20 August 2010
Volvo Construction Equipment has received Tier 4 interim emission certification from the US Environmental Protection Agency (EPA) for its D11, 11 liter engine. Implementation of Tier 4i emission standards begins January 1, 2011 for engines in the 175-750 hp range. The Tier 4i standards—NOx = 2.0 g/kWh and PM = 0.02 g/kWh—represent a 50% and a 90% percent reduction from the respective Tier 3 limits.
The new D11 Tier 4i engine with V-ACT, “Volvo-Advanced Combustion Technology”, features high pressure variable fuel injection system, cooled exhaust gas recirculation (EGR), variable geometry turbocharger (VGT), a new engine management system, and an integrated exhaust aftertreatment system, equipped with a particulate filter and “thermal regenerator”.
The cooled EGR system in the new D11 engine reduces NOx by at least 50%. Ultra-low sulfur fuel required by Tier 4i regulations—15 ppm S effective June 1, 2010—permits the safe and efficient use of a new cooled EGR system, designed to allow more exhaust recirculation than previous generations of engines, said Volvo.

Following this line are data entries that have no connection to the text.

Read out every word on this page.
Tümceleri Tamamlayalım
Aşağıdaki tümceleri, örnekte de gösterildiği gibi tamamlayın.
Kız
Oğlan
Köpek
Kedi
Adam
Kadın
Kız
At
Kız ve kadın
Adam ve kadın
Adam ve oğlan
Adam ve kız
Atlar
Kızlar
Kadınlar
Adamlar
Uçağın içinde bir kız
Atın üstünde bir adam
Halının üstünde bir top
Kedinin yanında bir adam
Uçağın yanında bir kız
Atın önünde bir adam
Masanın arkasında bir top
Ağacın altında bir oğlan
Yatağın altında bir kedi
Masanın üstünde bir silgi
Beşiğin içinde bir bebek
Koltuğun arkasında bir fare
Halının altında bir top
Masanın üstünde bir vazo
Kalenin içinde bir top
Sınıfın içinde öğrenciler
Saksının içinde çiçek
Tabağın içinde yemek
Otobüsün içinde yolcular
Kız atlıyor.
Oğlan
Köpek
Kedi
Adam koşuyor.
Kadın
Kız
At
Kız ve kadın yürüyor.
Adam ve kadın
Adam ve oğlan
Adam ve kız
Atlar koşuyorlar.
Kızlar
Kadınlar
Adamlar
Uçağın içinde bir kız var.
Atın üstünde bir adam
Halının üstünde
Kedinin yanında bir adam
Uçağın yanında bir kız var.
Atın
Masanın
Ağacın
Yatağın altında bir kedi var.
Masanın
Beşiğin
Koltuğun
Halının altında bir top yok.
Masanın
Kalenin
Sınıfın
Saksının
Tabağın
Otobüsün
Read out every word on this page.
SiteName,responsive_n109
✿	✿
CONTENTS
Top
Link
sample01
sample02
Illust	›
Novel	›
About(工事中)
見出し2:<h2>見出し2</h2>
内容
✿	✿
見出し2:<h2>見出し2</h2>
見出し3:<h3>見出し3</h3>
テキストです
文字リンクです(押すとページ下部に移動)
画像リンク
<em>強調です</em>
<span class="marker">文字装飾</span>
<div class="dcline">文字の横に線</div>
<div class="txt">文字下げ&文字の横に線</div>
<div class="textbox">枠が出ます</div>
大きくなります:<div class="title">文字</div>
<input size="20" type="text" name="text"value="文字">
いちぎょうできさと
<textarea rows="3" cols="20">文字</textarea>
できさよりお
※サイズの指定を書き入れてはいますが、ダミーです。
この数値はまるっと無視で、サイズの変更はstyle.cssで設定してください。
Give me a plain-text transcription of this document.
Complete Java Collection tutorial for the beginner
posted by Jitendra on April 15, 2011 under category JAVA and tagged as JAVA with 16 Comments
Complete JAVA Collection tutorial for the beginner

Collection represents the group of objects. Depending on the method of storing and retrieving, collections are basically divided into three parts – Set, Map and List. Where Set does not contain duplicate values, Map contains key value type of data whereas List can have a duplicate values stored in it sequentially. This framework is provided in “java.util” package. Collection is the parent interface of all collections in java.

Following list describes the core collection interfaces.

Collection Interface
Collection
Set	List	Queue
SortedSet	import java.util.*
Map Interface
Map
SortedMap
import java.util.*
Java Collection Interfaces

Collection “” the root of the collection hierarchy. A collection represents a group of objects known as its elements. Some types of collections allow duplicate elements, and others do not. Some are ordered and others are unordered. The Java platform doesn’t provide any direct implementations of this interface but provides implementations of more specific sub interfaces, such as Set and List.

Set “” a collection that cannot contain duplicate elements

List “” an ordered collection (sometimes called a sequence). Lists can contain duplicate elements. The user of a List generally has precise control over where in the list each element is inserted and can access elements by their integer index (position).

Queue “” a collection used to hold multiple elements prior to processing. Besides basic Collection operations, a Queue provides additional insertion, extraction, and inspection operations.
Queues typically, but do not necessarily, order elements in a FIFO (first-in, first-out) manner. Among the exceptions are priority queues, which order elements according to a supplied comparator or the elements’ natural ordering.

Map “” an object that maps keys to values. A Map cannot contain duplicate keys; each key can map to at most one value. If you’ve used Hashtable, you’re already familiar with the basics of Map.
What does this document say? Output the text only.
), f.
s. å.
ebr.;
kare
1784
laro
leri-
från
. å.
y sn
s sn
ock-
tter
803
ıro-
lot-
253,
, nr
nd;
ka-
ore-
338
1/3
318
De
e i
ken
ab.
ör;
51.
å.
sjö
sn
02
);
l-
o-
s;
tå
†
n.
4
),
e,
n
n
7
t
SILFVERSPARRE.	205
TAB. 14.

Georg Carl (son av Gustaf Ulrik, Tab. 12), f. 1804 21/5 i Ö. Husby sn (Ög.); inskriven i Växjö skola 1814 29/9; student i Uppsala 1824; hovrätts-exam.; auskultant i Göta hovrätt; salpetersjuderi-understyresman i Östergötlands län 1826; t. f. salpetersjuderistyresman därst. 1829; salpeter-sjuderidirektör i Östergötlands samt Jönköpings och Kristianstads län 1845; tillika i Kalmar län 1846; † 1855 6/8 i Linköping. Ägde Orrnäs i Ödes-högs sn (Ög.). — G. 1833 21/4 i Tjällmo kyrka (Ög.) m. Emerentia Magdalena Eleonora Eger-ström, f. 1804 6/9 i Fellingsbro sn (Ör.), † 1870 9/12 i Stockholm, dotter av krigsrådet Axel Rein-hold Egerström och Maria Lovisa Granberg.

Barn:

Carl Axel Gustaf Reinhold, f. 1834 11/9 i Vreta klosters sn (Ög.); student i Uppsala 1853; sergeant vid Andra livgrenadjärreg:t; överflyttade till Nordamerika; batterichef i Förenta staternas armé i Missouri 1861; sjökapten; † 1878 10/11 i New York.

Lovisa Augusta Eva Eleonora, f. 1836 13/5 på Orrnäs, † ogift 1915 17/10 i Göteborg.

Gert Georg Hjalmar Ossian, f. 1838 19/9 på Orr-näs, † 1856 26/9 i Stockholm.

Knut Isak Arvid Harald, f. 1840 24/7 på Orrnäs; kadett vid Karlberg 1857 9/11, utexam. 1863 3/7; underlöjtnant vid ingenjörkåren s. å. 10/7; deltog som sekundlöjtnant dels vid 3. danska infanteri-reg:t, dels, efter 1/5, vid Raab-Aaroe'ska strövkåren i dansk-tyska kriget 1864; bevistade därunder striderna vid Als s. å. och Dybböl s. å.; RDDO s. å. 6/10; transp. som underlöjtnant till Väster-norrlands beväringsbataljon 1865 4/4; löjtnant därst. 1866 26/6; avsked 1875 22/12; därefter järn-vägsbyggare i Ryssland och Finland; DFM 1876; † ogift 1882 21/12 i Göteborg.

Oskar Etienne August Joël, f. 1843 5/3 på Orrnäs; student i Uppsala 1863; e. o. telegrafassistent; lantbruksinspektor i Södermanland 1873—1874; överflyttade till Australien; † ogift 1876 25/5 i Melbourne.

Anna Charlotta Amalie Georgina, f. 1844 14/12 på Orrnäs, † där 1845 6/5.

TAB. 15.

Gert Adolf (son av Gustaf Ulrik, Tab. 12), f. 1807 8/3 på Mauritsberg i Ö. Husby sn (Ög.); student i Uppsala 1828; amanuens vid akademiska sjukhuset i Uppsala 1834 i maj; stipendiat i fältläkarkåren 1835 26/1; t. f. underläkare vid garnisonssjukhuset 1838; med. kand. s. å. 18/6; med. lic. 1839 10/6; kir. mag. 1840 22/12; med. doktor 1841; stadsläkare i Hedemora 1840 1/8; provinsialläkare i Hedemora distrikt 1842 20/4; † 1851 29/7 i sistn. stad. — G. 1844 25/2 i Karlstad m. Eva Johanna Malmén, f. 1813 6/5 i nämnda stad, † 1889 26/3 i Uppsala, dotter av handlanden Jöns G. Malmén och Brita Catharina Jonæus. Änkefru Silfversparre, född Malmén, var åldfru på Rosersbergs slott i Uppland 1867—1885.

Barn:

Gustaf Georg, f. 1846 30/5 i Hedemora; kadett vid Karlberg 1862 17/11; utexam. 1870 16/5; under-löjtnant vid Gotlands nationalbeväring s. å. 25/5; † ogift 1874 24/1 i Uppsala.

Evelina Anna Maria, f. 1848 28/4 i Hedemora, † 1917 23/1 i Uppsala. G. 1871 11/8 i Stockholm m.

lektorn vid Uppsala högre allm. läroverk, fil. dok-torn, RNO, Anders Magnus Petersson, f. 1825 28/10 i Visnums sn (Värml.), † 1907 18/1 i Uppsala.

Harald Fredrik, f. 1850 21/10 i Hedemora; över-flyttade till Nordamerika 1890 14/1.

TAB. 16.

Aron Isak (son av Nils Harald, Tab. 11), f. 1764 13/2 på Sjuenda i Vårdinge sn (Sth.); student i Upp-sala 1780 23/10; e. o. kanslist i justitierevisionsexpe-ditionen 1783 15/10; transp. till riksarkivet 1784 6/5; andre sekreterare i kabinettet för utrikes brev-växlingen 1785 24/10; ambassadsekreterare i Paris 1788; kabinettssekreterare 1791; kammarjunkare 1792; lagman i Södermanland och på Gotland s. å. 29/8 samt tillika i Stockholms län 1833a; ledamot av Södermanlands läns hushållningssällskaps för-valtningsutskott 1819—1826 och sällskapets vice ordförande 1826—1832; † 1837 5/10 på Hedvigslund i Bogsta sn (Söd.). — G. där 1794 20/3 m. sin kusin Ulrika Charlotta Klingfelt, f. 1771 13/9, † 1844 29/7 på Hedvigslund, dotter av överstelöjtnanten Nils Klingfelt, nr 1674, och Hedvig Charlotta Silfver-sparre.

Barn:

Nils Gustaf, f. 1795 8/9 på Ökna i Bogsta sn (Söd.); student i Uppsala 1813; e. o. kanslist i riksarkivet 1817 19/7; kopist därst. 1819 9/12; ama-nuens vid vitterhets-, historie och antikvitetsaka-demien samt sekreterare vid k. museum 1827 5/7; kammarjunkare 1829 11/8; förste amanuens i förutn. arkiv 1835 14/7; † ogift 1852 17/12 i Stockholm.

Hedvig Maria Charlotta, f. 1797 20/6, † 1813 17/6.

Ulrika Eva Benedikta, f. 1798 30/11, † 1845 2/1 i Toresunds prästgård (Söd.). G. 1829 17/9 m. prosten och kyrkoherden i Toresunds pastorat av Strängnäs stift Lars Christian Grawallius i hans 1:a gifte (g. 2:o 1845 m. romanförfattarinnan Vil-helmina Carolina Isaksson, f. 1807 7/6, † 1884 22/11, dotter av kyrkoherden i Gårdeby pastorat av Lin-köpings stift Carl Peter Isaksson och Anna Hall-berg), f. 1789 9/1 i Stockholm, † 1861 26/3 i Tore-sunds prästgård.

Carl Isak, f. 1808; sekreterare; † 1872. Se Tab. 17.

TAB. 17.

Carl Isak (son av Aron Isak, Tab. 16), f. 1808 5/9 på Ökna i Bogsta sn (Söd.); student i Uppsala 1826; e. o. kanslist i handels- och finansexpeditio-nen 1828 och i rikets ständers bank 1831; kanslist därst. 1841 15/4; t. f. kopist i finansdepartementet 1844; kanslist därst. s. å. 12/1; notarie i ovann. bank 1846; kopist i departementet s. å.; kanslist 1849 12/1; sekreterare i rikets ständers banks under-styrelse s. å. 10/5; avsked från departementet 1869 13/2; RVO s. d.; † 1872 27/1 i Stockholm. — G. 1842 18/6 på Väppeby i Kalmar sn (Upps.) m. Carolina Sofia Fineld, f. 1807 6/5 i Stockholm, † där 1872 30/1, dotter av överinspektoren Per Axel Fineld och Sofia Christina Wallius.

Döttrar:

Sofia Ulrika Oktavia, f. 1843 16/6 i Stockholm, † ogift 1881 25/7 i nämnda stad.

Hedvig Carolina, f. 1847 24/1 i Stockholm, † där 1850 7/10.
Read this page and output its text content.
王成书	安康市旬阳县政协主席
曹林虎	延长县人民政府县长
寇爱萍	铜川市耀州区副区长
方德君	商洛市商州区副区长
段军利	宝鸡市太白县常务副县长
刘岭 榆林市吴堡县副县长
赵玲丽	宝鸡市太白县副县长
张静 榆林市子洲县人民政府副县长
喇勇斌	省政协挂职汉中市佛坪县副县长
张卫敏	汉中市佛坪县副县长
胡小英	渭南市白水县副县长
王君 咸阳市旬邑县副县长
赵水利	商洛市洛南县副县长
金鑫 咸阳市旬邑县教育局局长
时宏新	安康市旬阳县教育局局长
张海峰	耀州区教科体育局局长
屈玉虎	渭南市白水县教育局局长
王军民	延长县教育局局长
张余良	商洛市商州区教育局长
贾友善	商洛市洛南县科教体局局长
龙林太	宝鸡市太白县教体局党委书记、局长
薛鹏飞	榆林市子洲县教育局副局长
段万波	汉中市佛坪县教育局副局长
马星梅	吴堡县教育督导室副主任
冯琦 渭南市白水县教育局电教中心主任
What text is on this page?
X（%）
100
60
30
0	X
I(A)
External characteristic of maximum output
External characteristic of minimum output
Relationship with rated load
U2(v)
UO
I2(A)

Reduction of PM emissions is the major target of the EPA Tier 4i regulations. The new Volvo system uses a diesel particulate filter (DPF) with active regeneration to reduce PM emissions by 90%. While no details were provided on the regeneration system, Volvo said the Tier 4i emission technology has been developed based on the experience with 2007 Volvo highway truck engines. This suggests that the DPF is regenerated via exhaust injection and catalytic oxidation of diesel fuel.
The engine management system (EMS) utilizes a new processor capable of supporting more functions than in earlier engines, at higher speeds and with more control. The electronic control unit (ECU) controls the entire EGR process, crucial to the reduction of NOx and PM emissions “while maintaining performance and fuel economy”. However, Volvo did not comment on the fuel economy of the new D11 relative to Tier 3 engines.